The Death of the Stack

Friday, February 15, 2008

The Death of The Stack

The Death of The Stack is the gateway to asynchronous computing and high concurrency applications, and thus will ultimately enable higher complexity in software.

Currently all major programming languages are stack based: C/C++, Java, .Net, Smalltalk, Perl, PHP, Python etc. The importance of the stack concept influenced the development of the underlying CPUs which generally have special segment registers and corresponding op codes to facilitate stack manipulation.

The use of a stack in a procedural language like C makes sense in terms of the basic metaphor - call a function and, on returning, continue where you left off. However, it begins to show its age in any OO language and doubly so in the development of multithreaded applications or distributed applications.

In OO languages an object cleanly encapsulates its own data and functionality, yet the actual execution is still delegated to the underlying machine, be that a physical CPU or a virtual machine. Thus the metaphor in OO does not extend to the encapsulation of execution.

Viewed differently, the stack is inherently bound to the current thread of control, yet the thread of control can cross over from one object to the next as new functions are called.

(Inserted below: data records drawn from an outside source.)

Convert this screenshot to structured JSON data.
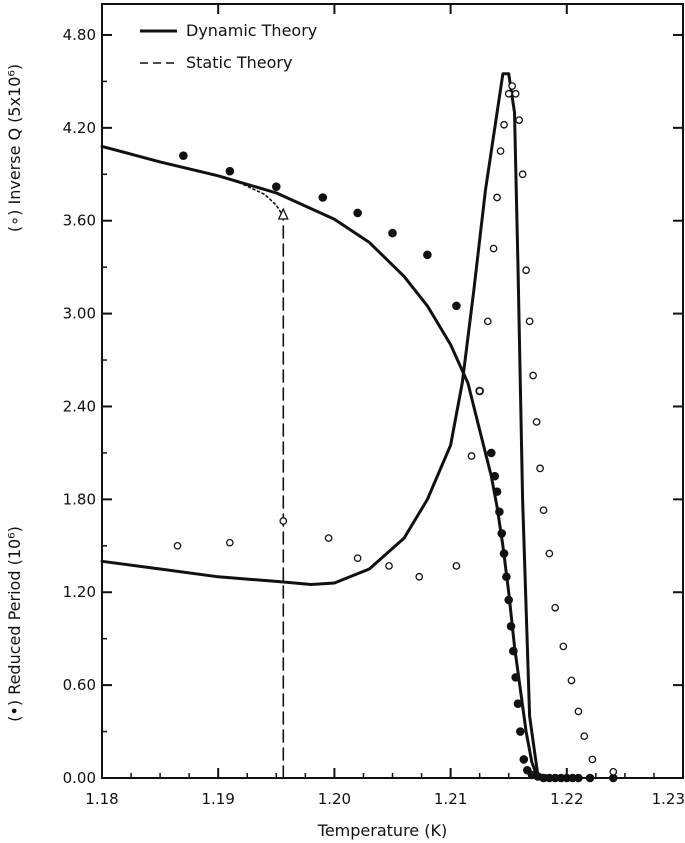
{
  "chart_data": {
    "type": "scatter",
    "title": "",
    "xlabel": "Temperature (K)",
    "ylabel_top": "(∘) Inverse Q (5x10⁶)",
    "ylabel_bottom": "(•) Reduced Period (10⁶)",
    "xlim": [
      1.18,
      1.23
    ],
    "ylim": [
      0.0,
      5.0
    ],
    "x_ticks": [
      1.18,
      1.19,
      1.2,
      1.21,
      1.22,
      1.23
    ],
    "x_tick_labels": [
      "1.18",
      "1.19",
      "1.20",
      "1.21",
      "1.22",
      "1.23"
    ],
    "y_ticks": [
      0.0,
      0.6,
      1.2,
      1.8,
      2.4,
      3.0,
      3.6,
      4.2,
      4.8
    ],
    "y_tick_labels": [
      "0.00",
      "0.60",
      "1.20",
      "1.80",
      "2.40",
      "3.00",
      "3.60",
      "4.20",
      "4.80"
    ],
    "grid": false,
    "legend_placement": "top-left",
    "legend": [
      {
        "label": "Dynamic Theory",
        "style": "solid"
      },
      {
        "label": "Static Theory",
        "style": "dashed"
      }
    ],
    "series": [
      {
        "name": "Dynamic Theory",
        "kind": "line",
        "style": "solid",
        "x": [
          1.18,
          1.185,
          1.19,
          1.195,
          1.2,
          1.203,
          1.206,
          1.208,
          1.21,
          1.2115,
          1.2125,
          1.2135,
          1.214,
          1.2145,
          1.215,
          1.2155,
          1.2165,
          1.217,
          1.2175
        ],
        "y": [
          4.08,
          3.98,
          3.89,
          3.78,
          3.61,
          3.46,
          3.24,
          3.05,
          2.8,
          2.55,
          2.25,
          1.95,
          1.75,
          1.5,
          1.2,
          0.85,
          0.3,
          0.1,
          0.0
        ]
      },
      {
        "name": "Dynamic Theory",
        "kind": "line",
        "style": "solid",
        "x": [
          1.18,
          1.185,
          1.19,
          1.195,
          1.198,
          1.2,
          1.203,
          1.206,
          1.208,
          1.21,
          1.211,
          1.212,
          1.213,
          1.214,
          1.2145,
          1.215,
          1.2155,
          1.2158,
          1.2162,
          1.2168,
          1.2175,
          1.22
        ],
        "y": [
          1.4,
          1.35,
          1.3,
          1.27,
          1.25,
          1.26,
          1.35,
          1.55,
          1.8,
          2.15,
          2.55,
          3.15,
          3.8,
          4.3,
          4.55,
          4.55,
          4.3,
          3.3,
          1.8,
          0.4,
          0.02,
          0.0
        ]
      },
      {
        "name": "Static Theory",
        "kind": "line",
        "style": "dotted",
        "x": [
          1.186,
          1.188,
          1.19,
          1.192,
          1.194,
          1.195,
          1.1955
        ],
        "y": [
          3.96,
          3.93,
          3.89,
          3.84,
          3.77,
          3.7,
          3.64
        ]
      },
      {
        "name": "Static Theory",
        "kind": "line",
        "style": "dashed",
        "x": [
          1.1956,
          1.1956
        ],
        "y": [
          0.0,
          3.64
        ]
      },
      {
        "name": "Reduced Period",
        "kind": "marker",
        "marker": "filled-circle",
        "x": [
          1.187,
          1.191,
          1.195,
          1.199,
          1.202,
          1.205,
          1.208,
          1.2105,
          1.2125,
          1.2135,
          1.2138,
          1.214,
          1.2142,
          1.2144,
          1.2146,
          1.2148,
          1.215,
          1.2152,
          1.2154,
          1.2156,
          1.2158,
          1.216,
          1.2163,
          1.2166,
          1.217,
          1.2175,
          1.218,
          1.2185,
          1.219,
          1.2195,
          1.22,
          1.2205,
          1.221,
          1.222,
          1.224
        ],
        "y": [
          4.02,
          3.92,
          3.82,
          3.75,
          3.65,
          3.52,
          3.38,
          3.05,
          2.5,
          2.1,
          1.95,
          1.85,
          1.72,
          1.58,
          1.45,
          1.3,
          1.15,
          0.98,
          0.82,
          0.65,
          0.48,
          0.3,
          0.12,
          0.05,
          0.02,
          0.01,
          0.0,
          0.0,
          0.0,
          0.0,
          0.0,
          0.0,
          0.0,
          0.0,
          0.0
        ]
      },
      {
        "name": "Inverse Q",
        "kind": "marker",
        "marker": "open-circle",
        "x": [
          1.1865,
          1.191,
          1.1956,
          1.1995,
          1.202,
          1.2047,
          1.2073,
          1.2105,
          1.2118,
          1.2125,
          1.2132,
          1.2137,
          1.214,
          1.2143,
          1.2146,
          1.215,
          1.2153,
          1.2156,
          1.2159,
          1.2162,
          1.2165,
          1.2168,
          1.2171,
          1.2174,
          1.2177,
          1.218,
          1.2185,
          1.219,
          1.2197,
          1.2204,
          1.221,
          1.2215,
          1.2222,
          1.224
        ],
        "y": [
          1.5,
          1.52,
          1.66,
          1.55,
          1.42,
          1.37,
          1.3,
          1.37,
          2.08,
          2.5,
          2.95,
          3.42,
          3.75,
          4.05,
          4.22,
          4.42,
          4.47,
          4.42,
          4.25,
          3.9,
          3.28,
          2.95,
          2.6,
          2.3,
          2.0,
          1.73,
          1.45,
          1.1,
          0.85,
          0.63,
          0.43,
          0.27,
          0.12,
          0.04
        ]
      },
      {
        "name": "Inverse Q",
        "kind": "marker",
        "marker": "open-triangle",
        "x": [
          1.1956
        ],
        "y": [
          3.64
        ]
      }
    ]
  }
}
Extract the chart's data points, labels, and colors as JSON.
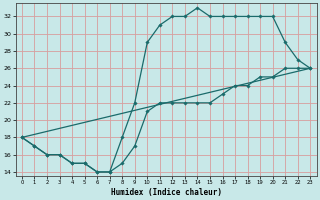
{
  "xlabel": "Humidex (Indice chaleur)",
  "bg_color": "#c8e8e8",
  "line_color": "#1a6b6b",
  "xlim": [
    -0.5,
    23.5
  ],
  "ylim": [
    13.5,
    33.5
  ],
  "xtick_labels": [
    "0",
    "1",
    "2",
    "3",
    "4",
    "5",
    "6",
    "7",
    "8",
    "9",
    "10",
    "11",
    "12",
    "13",
    "14",
    "15",
    "16",
    "17",
    "18",
    "19",
    "20",
    "21",
    "22",
    "23"
  ],
  "ytick_vals": [
    14,
    16,
    18,
    20,
    22,
    24,
    26,
    28,
    30,
    32
  ],
  "line1_x": [
    0,
    1,
    2,
    3,
    4,
    5,
    6,
    7,
    8,
    9,
    10,
    11,
    12,
    13,
    14,
    15,
    16,
    17,
    18,
    19,
    20,
    21,
    22,
    23
  ],
  "line1_y": [
    18,
    17,
    16,
    16,
    15,
    15,
    14,
    14,
    15,
    17,
    21,
    22,
    22,
    22,
    22,
    22,
    23,
    24,
    24,
    25,
    25,
    26,
    26,
    26
  ],
  "line2_x": [
    0,
    1,
    2,
    3,
    4,
    5,
    6,
    7,
    8,
    9,
    10,
    11,
    12,
    13,
    14,
    15,
    16,
    17,
    18,
    19,
    20,
    21,
    22,
    23
  ],
  "line2_y": [
    18,
    17,
    16,
    16,
    15,
    15,
    14,
    14,
    18,
    22,
    29,
    31,
    32,
    32,
    33,
    32,
    32,
    32,
    32,
    32,
    32,
    29,
    27,
    26
  ],
  "line3_x": [
    0,
    23
  ],
  "line3_y": [
    18,
    26
  ]
}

This breaks the illusion that objects are autonomous entities. Instead there is always the need for creating an object and then, independently, a thread of execution.

This makes it cumbersome to implement asynchronous execution. Synchronous calls are obviously modeled well by a stack, where the return is handled by popping off the current frame. Yet, an asynchronous call requires explicitly using an API to create a new thread and either initialise the thread with a closure (runnable, delegates, anonymous object etc.), or trigger a method via a message queue (or trivial blocking latch). To get information out of a thread we need to explicitly create listeners or additional message queues.

Thus, while languages facilitate thread synchronisation (e.g. Java monitors and the synchronized keyword). None of the mainstream languages actually encapsulate a suitable model for asynchronous calls.

To escape this short fall we need to build languages that are stackless. Stated out of context this seems like a bit of a jump in the line of reasoning. But lets ask the question: what does this mean and why will it support the changes needed?

Languages like Self talk of activation records. Thus, when a method is invoked, an activation record is created. This is essentially an instance of a small object that holds the local variables and method arguments together information about execution of method instructions. Using this paradigm, the record could actual be allocated on the heap along with all other short lived object instances and recycled via garbage collection.

If these activation records are chained together in a linked list, and the activity in the current one is suspended when a new activation record is created, then clearly we are modeling the same synchronous call path that the stack models when the equivalent information is stored in a stack frame.

However, if the underlying (virtual) machine serviced all activation records simultaneously as they where created, then every activity would execute concurrently - on current CPUs and operating systems this could be implemented by having a number of underlying service threads that carry out the work.

Unfortunately, this is clearly an over simplification. For one, a given object could be carrying out two different actions simultaneously (since the calling object could simply invoke the object twice in succession). This would generally lead to undesirable behaviour unless the object performed explicit internal locking for synchronising manipulation of internal state. Instead, I would suggest that a more sensible default is that any given object can only perform exactly one task at a time. If the object wishes to act as if it was performing multiple concurrent operations internally, it could simply delegate tasks to a number of inner objects.

Furthermore, there is still a need for “returning” data. However, this could be achieved by utilising a callback mechanism - which would now be safe since there would be no growing stack in the case of mutual recursion (A calls B and B calls A).

Finally, there is still the need for serialising certain tasks into a clear sequence. However, this could be easily achieved by using a simple state machine to manage instructions. That is, the language construct implicitly creates lightweight objects that act as state machines that, upon receiving a completion callback from one instruction, would trigger the invocation of the next instruction. Instructions would generally be akin the the Smalltalk metaphor of message passing.

Thus, in the end, by removing stacks we open up the path towards true asynchronous, high concurrency languages that will be able to take advantage of increasing number of underlying cores being made available in modern CPUs.